Kim Jee-Woon was clearly inspired by "Ringu," the Japanese flick that was remade in the USA as "The Ring." Koji Suzuki, the author of the novel that the film was based on, is known as the Stephen King of Japan. His novels and the East Asian horror films he has inspired share King's preoccupation with the hidden menace of everyday objects. In "Ringu," the telephone and the VCR become as threatening as a meat cleaver. In "A Tale of Two Sisters," the wallpaper threatens to detach itself from the wall and attack the audience crouched in their seats.

 

All of these works also share a sense that the nuclear family is falling apart at the seams.

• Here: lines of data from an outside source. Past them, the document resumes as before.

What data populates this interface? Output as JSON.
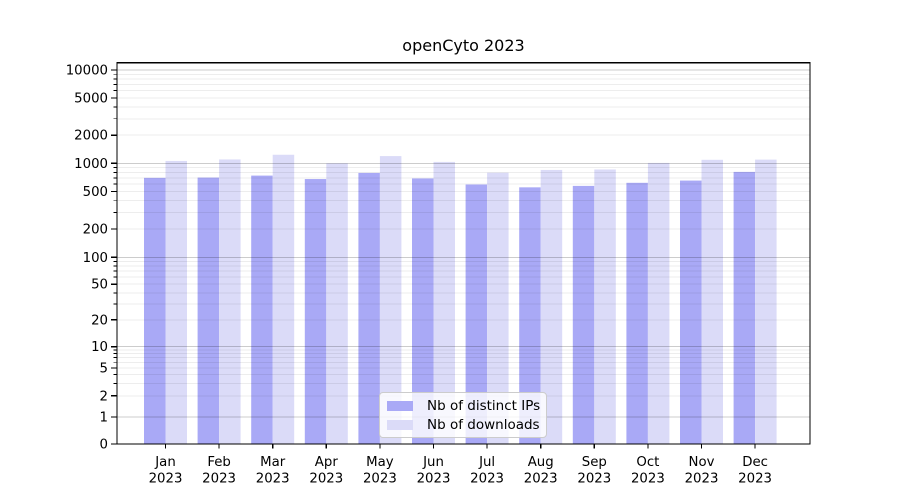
{
  "title": "openCyto 2023",
  "chart_data": {
    "type": "bar",
    "title": "openCyto 2023",
    "categories": [
      "Jan 2023",
      "Feb 2023",
      "Mar 2023",
      "Apr 2023",
      "May 2023",
      "Jun 2023",
      "Jul 2023",
      "Aug 2023",
      "Sep 2023",
      "Oct 2023",
      "Nov 2023",
      "Dec 2023"
    ],
    "months": [
      "Jan",
      "Feb",
      "Mar",
      "Apr",
      "May",
      "Jun",
      "Jul",
      "Aug",
      "Sep",
      "Oct",
      "Nov",
      "Dec"
    ],
    "year": "2023",
    "series": [
      {
        "name": "Nb of distinct IPs",
        "color": "#a9a9f6",
        "values": [
          700,
          705,
          740,
          680,
          790,
          690,
          595,
          555,
          575,
          620,
          655,
          810
        ]
      },
      {
        "name": "Nb of downloads",
        "color": "#dbdbf8",
        "values": [
          1060,
          1100,
          1235,
          1000,
          1195,
          1035,
          795,
          850,
          860,
          1010,
          1090,
          1095
        ]
      }
    ],
    "yscale": "symlog",
    "yticks": [
      0,
      1,
      2,
      5,
      10,
      20,
      50,
      100,
      200,
      500,
      1000,
      2000,
      5000,
      10000
    ],
    "ylim": [
      0,
      12000
    ],
    "xlabel": "",
    "ylabel": "",
    "grid": true,
    "legend_position": "lower center"
  },
  "colors": {
    "grid_major": "rgba(0,0,0,0.20)",
    "grid_minor": "rgba(0,0,0,0.07)",
    "axis": "#000000",
    "text": "#000000",
    "legend_border": "#cccccc",
    "legend_bg": "rgba(255,255,255,0.8)"
  }
}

For the better part of two decades, Japan and South Korea were seen as embodying all of the traditional values of middle-class life. With growing economic insecurity, novelists and film directors are bound to reflect anxiety about the future..

 

In an interview, Kim-Jee Woon answered the question about the relationship of his movies to reality in the following manner:

 

"I think a movie is at the borderline between the reality and some other world. For me, expressing the real world with the real language is not very fun. But, expressing the real world with fantastic, film language is more fun. I think that film is a door from the real world to the other world, to the other side…And ultimately, film is about digging from another world into what's going on in the reality."

 

"A Tale of Two Sisters" opens in NYC at Cinema Village on December 17th. Highly recommended.